What about replicated servers?

Sometimes you'll run a replicated world – perhaps you have a two-server replicated MySQL database back-ending a CRM system, for example. And you'll think to yourself: “I don't need to back that up, because if the master dies I still have the slave.

You'll think that right up to the point where someone inadvertently executes a malformed UPDATE or DELETE statement … because this will instantly happen on the slave as well as on the master. And don't think it won't happen, because it does. A colleague once thanked the Almighty that his MySQL replication had failed, because a DROP DATABASE command hadn't made it to the secondary site so the data was still there. So yes, you do need to back those up.

How long do I keep it?

Do you keep your backups forever? If so, you're probably doing it wrong. First of all, most stuff becomes obsolete over time. While information about your customers from 15 years ago may be of academic interest, it'll often have no business value any more and so you should reclaim the storage space it occupies. Secondly, in these days of Freedom of Information laws, you need to be mindful that one day someone may come digging and demand legacy information from you. The dusty skeletons in your data closet may well not exist through any malicious or Machiavellian intent on your part, but you should have a policy of chucking them out regularly anyway.

A strategy

All of this is leading us in a fairly clear direction: that of a data integrity strategy. And even if you're a relatively small organisation you need one, because you rely on your data to keep your company in business. After all, I'm the smallest possible organisation (I'm just one person) and I have a data integrity strategy that proved invaluable when my Mac hard drive died the other week and caused precisely zero data loss. Here's a start, then.

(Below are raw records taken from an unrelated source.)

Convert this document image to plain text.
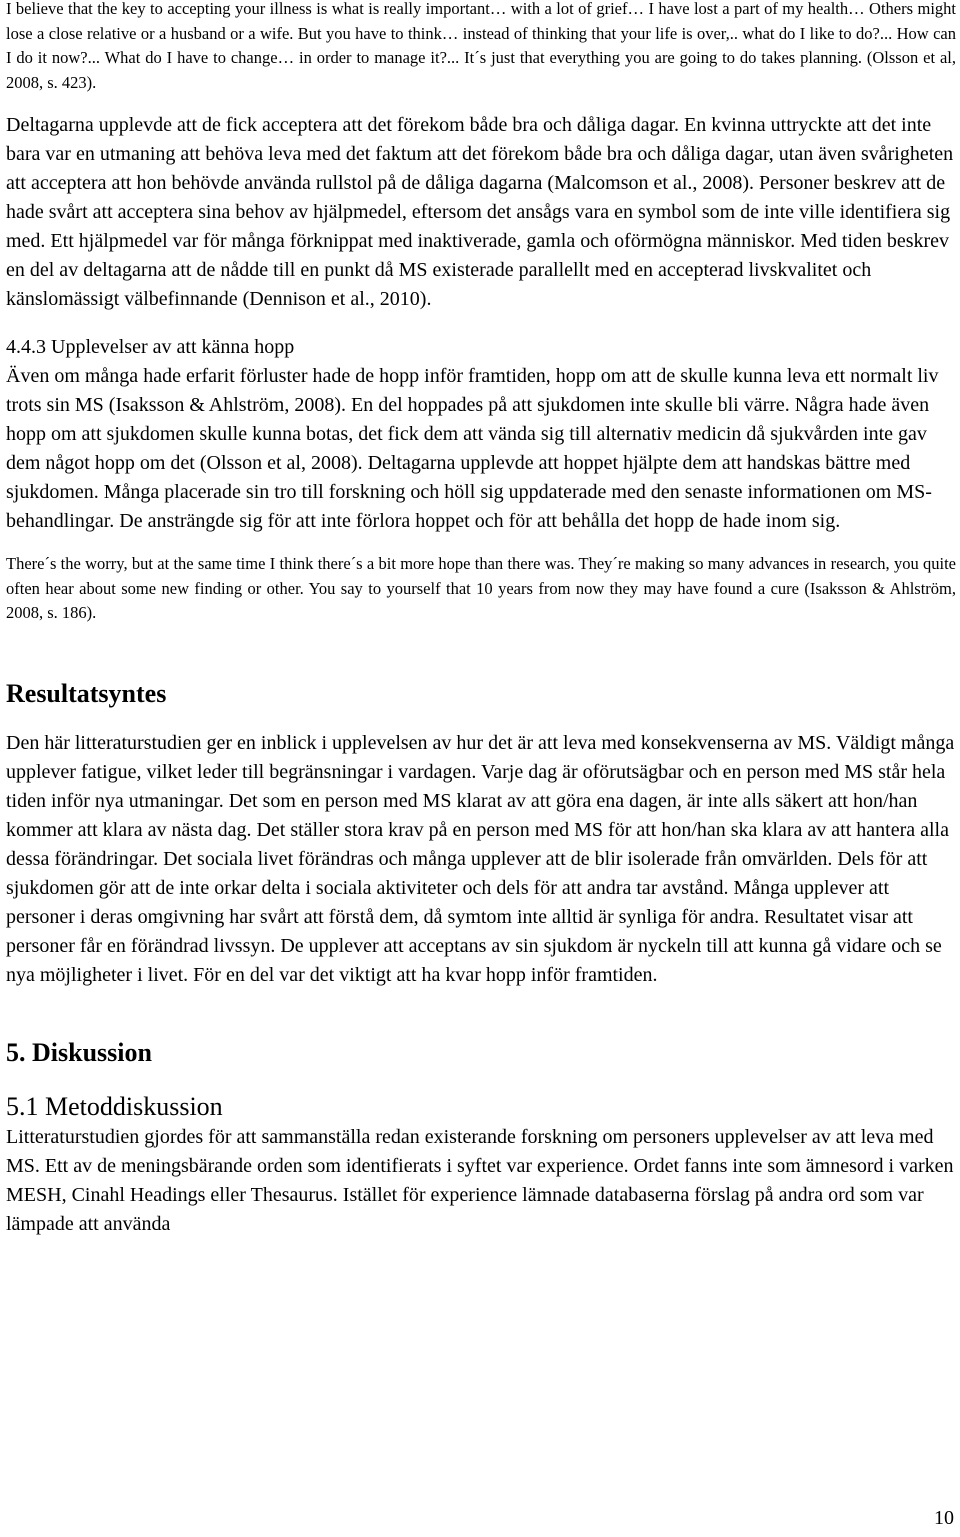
I believe that the key to accepting your illness is what is really important… with a lot of grief… I have lost a part of my health… Others might lose a close relative or a husband or a wife. But you have to think… instead of thinking that your life is over,.. what do I like to do?... How can I do it now?... What do I have to change… in order to manage it?... It´s just that everything you are going to do takes planning. (Olsson et al, 2008, s. 423).

Deltagarna upplevde att de fick acceptera att det förekom både bra och dåliga dagar. En kvinna uttryckte att det inte bara var en utmaning att behöva leva med det faktum att det förekom både bra och dåliga dagar, utan även svårigheten att acceptera att hon behövde använda rullstol på de dåliga dagarna (Malcomson et al., 2008). Personer beskrev att de hade svårt att acceptera sina behov av hjälpmedel, eftersom det ansågs vara en symbol som de inte ville identifiera sig med. Ett hjälpmedel var för många förknippat med inaktiverade, gamla och oförmögna människor. Med tiden beskrev en del av deltagarna att de nådde till en punkt då MS existerade parallellt med en accepterad livskvalitet och känslomässigt välbefinnande (Dennison et al., 2010).

4.4.3 Upplevelser av att känna hopp

Även om många hade erfarit förluster hade de hopp inför framtiden, hopp om att de skulle kunna leva ett normalt liv trots sin MS (Isaksson & Ahlström, 2008). En del hoppades på att sjukdomen inte skulle bli värre. Några hade även hopp om att sjukdomen skulle kunna botas, det fick dem att vända sig till alternativ medicin då sjukvården inte gav dem något hopp om det (Olsson et al, 2008). Deltagarna upplevde att hoppet hjälpte dem att handskas bättre med sjukdomen. Många placerade sin tro till forskning och höll sig uppdaterade med den senaste informationen om MS-behandlingar. De ansträngde sig för att inte förlora hoppet och för att behålla det hopp de hade inom sig.

There´s the worry, but at the same time I think there´s a bit more hope than there was. They´re making so many advances in research, you quite often hear about some new finding or other. You say to yourself that 10 years from now they may have found a cure (Isaksson & Ahlström, 2008, s. 186).

Resultatsyntes

Den här litteraturstudien ger en inblick i upplevelsen av hur det är att leva med konsekvenserna av MS. Väldigt många upplever fatigue, vilket leder till begränsningar i vardagen. Varje dag är oförutsägbar och en person med MS står hela tiden inför nya utmaningar. Det som en person med MS klarat av att göra ena dagen, är inte alls säkert att hon/han kommer att klara av nästa dag. Det ställer stora krav på en person med MS för att hon/han ska klara av att hantera alla dessa förändringar. Det sociala livet förändras och många upplever att de blir isolerade från omvärlden. Dels för att sjukdomen gör att de inte orkar delta i sociala aktiviteter och dels för att andra tar avstånd. Många upplever att personer i deras omgivning har svårt att förstå dem, då symtom inte alltid är synliga för andra. Resultatet visar att personer får en förändrad livssyn. De upplever att acceptans av sin sjukdom är nyckeln till att kunna gå vidare och se nya möjligheter i livet. För en del var det viktigt att ha kvar hopp inför framtiden.

5. Diskussion
5.1 Metoddiskussion

Litteraturstudien gjordes för att sammanställa redan existerande forskning om personers upplevelser av att leva med MS. Ett av de meningsbärande orden som identifierats i syftet var experience. Ordet fanns inte som ämnesord i varken MESH, Cinahl Headings eller Thesaurus. Istället för experience lämnade databaserna förslag på andra ord som var lämpade att använda

10
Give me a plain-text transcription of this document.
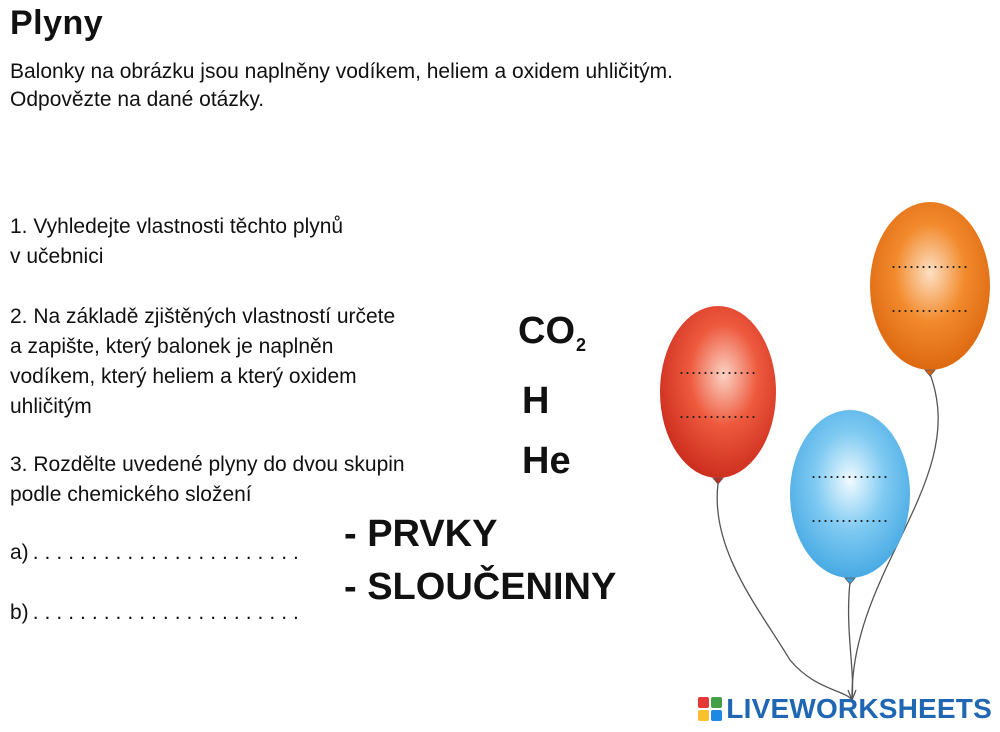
Plyny
Balonky na obrázku jsou naplněny vodíkem, heliem a oxidem uhličitým.
Odpovězte na dané otázky.
1. Vyhledejte vlastnosti těchto plynů
v učebnici
2. Na základě zjištěných vlastností určete
a zapište, který balonek je naplněn
vodíkem, který heliem a který oxidem
uhličitým
3. Rozdělte uvedené plyny do dvou skupin
podle chemického složení
$CO_2$
H
He
a) .......................
b) .......................
- PRVKY
- SLOUČENINY
.............
.............
.............
.............
.............
.............
LIVEWORKSHEETS
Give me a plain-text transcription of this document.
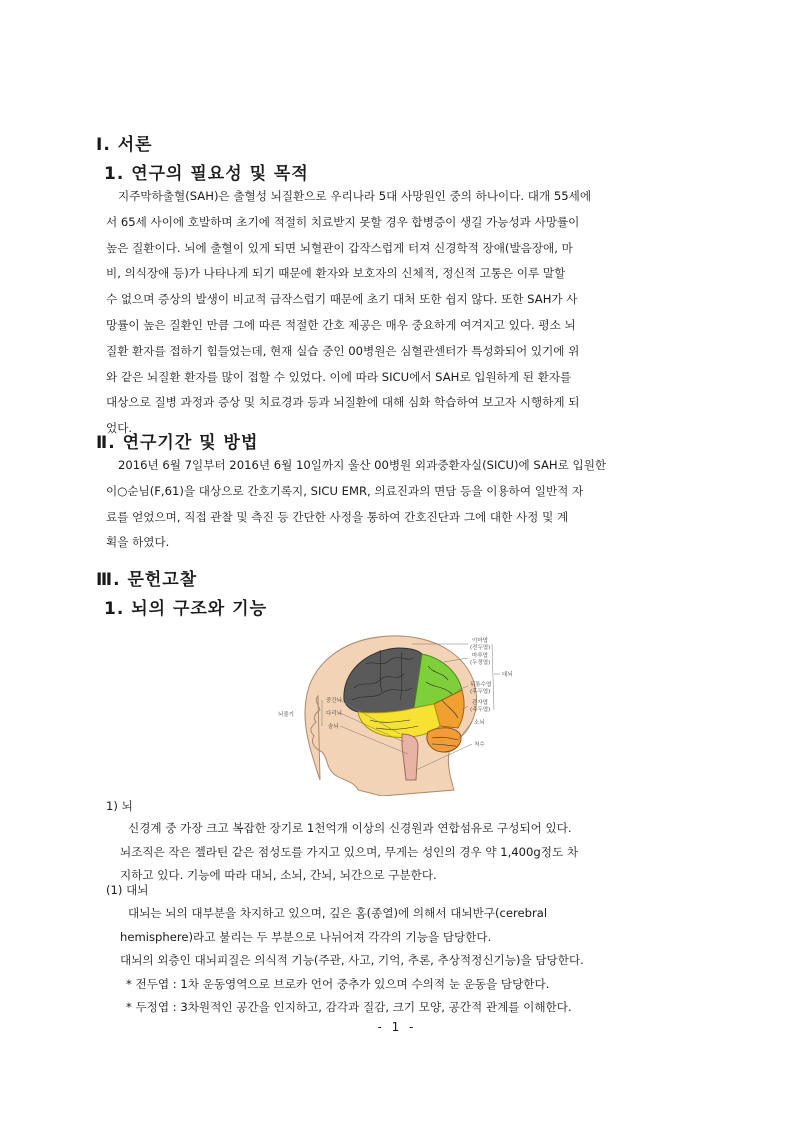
Ⅰ. 서론
1. 연구의 필요성 및 목적
지주막하출혈(SAH)은 출혈성 뇌질환으로 우리나라 5대 사망원인 중의 하나이다. 대개 55세에
서 65세 사이에 호발하며 초기에 적절히 치료받지 못할 경우 합병증이 생길 가능성과 사망률이
높은 질환이다. 뇌에 출혈이 있게 되면 뇌혈관이 갑작스럽게 터져 신경학적 장애(발음장애, 마
비, 의식장애 등)가 나타나게 되기 때문에 환자와 보호자의 신체적, 정신적 고통은 이루 말할
수 없으며 증상의 발생이 비교적 급작스럽기 때문에 초기 대처 또한 쉽지 않다. 또한 SAH가 사
망률이 높은 질환인 만큼 그에 따른 적절한 간호 제공은 매우 중요하게 여겨지고 있다. 평소 뇌
질환 환자를 접하기 힘들었는데, 현재 실습 중인 00병원은 심혈관센터가 특성화되어 있기에 위
와 같은 뇌질환 환자를 많이 접할 수 있었다. 이에 따라 SICU에서 SAH로 입원하게 된 환자를
대상으로 질병 과정과 증상 및 치료경과 등과 뇌질환에 대해 심화 학습하여 보고자 시행하게 되
었다.
Ⅱ. 연구기간 및 방법
2016년 6월 7일부터 2016년 6월 10일까지 울산 00병원 외과중환자실(SICU)에 SAH로 입원한
이○순님(F,61)을 대상으로 간호기록지, SICU EMR, 의료진과의 면담 등을 이용하여 일반적 자
료를 얻었으며, 직접 관찰 및 측진 등 간단한 사정을 통하여 간호진단과 그에 대한 사정 및 계
획을 하였다.
Ⅲ. 문헌고찰
1. 뇌의 구조와 기능
이마엽
(전두엽)
마루엽
(두정엽)
대뇌
뒤통수엽
(후두엽)
관자엽
(측두엽)
소뇌
척수
중간뇌
다리뇌
숨뇌
뇌줄기
1) 뇌
신경계 중 가장 크고 복잡한 장기로 1천억개 이상의 신경원과 연합섬유로 구성되어 있다.
뇌조직은 작은 젤라틴 같은 점성도를 가지고 있으며, 무게는 성인의 경우 약 1,400g정도 차
지하고 있다. 기능에 따라 대뇌, 소뇌, 간뇌, 뇌간으로 구분한다.
(1) 대뇌
대뇌는 뇌의 대부분을 차지하고 있으며, 깊은 홈(종열)에 의해서 대뇌반구(cerebral
hemisphere)라고 불리는 두 부분으로 나뉘어져 각각의 기능을 담당한다.
대뇌의 외층인 대뇌피질은 의식적 기능(주관, 사고, 기억, 추론, 추상적정신기능)을 담당한다.
* 전두엽 : 1차 운동영역으로 브로카 언어 중추가 있으며 수의적 눈 운동을 담당한다.
* 두정엽 : 3차원적인 공간을 인지하고, 감각과 질감, 크기 모양, 공간적 관계를 이해한다.
- 1 -
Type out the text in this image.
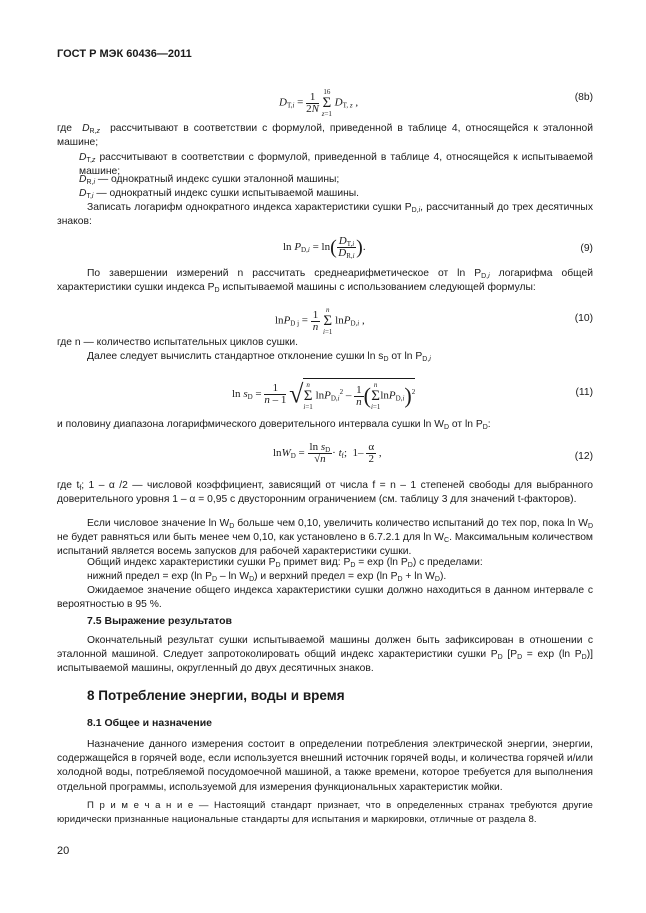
ГОСТ Р МЭК 60436—2011
$D_{T,i} = \frac{1}{2N} 16$
Σ
z=1 $D_{T, z}$ ,	(8b)
где  $D_{R,z}$ рассчитывают в соответствии с формулой, приведенной в таблице 4, относящейся к эталонной машине;
$D_{T,z}$ рассчитывают в соответствии с формулой, приведенной в таблице 4, относящейся к испытываемой машине;
$D_{R,i}$ — однократный индекс сушки эталонной машины;
$D_{T,i}$ — однократный индекс сушки испытываемой машины.
Записать логарифм однократного индекса характеристики сушки $P_{D,i}$, рассчитанный до трех десятичных знаков:
$\ln P_{D,i} = \ln( \frac{D_{T,i}}{D_{R,i}}$ ).	(9)
По завершении измерений n рассчитать среднеарифметическое от $\ln P_{D,i}$ логарифма общей характеристики сушки индекса $P_D$ испытываемой машины с использованием следующей формулы:
$\ln P_{D j} = \frac{1}{n}$ n
Σ
i=1 lnP$_{D,i}$ ,	(10)
где n — количество испытательных циклов сушки.
Далее следует вычислить стандартное отклонение сушки $\ln s_D$ от $\ln P_{D,i}$
$\ln s_D = \frac{1}{n - 1}$ √ n
Σ
i=1 $\ln P_{D,i}^2 - \frac{1}{n}$ ( n
Σ
i=1lnP$_{D,i}$)$^2$	(11)
и половину диапазона логарифмического доверительного интервала сушки $\ln W_D$ от $\ln P_D$:
$\ln W_D = \frac{\ln s_D}{√n} \cdot t_f$;  $1- \frac{\alpha}{2}$ ,	(12)
где $t_f$; 1 – α /2 — числовой коэффициент, зависящий от числа f = n – 1 степеней свободы для выбранного доверительного уровня 1 – α = 0,95 с двусторонним ограничением (см. таблицу 3 для значений t-факторов).
Если числовое значение $\ln W_D$ больше чем 0,10, увеличить количество испытаний до тех пор, пока $\ln W_D$ не будет равняться или быть менее чем 0,10, как установлено в 6.7.2.1 для $\ln W_C$. Максимальным количеством испытаний является восемь запусков для рабочей характеристики сушки.
Общий индекс характеристики сушки $P_D$ примет вид: $P_D = \exp (\ln$ $P_D$) с пределами:
нижний предел = exp (ln $P_D$ – $\ln W_D$) и верхний предел = exp (ln $P_D + \ln W_D$).
Ожидаемое значение общего индекса характеристики сушки должно находиться в данном интервале с вероятностью в 95 %.
7.5 Выражение результатов
Окончательный результат сушки испытываемой машины должен быть зафиксирован в отношении с эталонной машиной. Следует запротоколировать общий индекс характеристики сушки $P_D$ [$P_D = \exp (\ln$ $P_D$)] испытываемой машины, округленный до двух десятичных знаков.
8 Потребление энергии, воды и время
8.1 Общее и назначение
Назначение данного измерения состоит в определении потребления электрической энергии, энергии, содержащейся в горячей воде, если используется внешний источник горячей воды, и количества горячей и/или холодной воды, потребляемой посудомоечной машиной, а также времени, которое требуется для выполнения отдельной программы, используемой для измерения функциональных характеристик мойки.
П р и м е ч а н и е — Настоящий стандарт признает, что в определенных странах требуются другие юридически признанные национальные стандарты для испытания и маркировки, отличные от раздела 8.
20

What do I want restoration to look like?

To decide what your backup strategy should be, start with what you want to happen when you need to restore a data item. Sounds a bit odd, but stick with me. List your data items and the applications you use to manipulate them, and consider what you want to happen in the event that something breaks. How long can you live without the data item? Can you restore an individual item on its own or do you (for instance) have to restore an entire MySQL or SQL Server database to get the data back on-line? Do you want users to be able to restore data themselves, or will the IT department do it for them? Are you OK to restore back to last night's backup, or do you need the saved item to be more recent?

Most backup packages back stuff up in similar ways, but in fact it's restoration that counts. So make this the first building block of the strategy.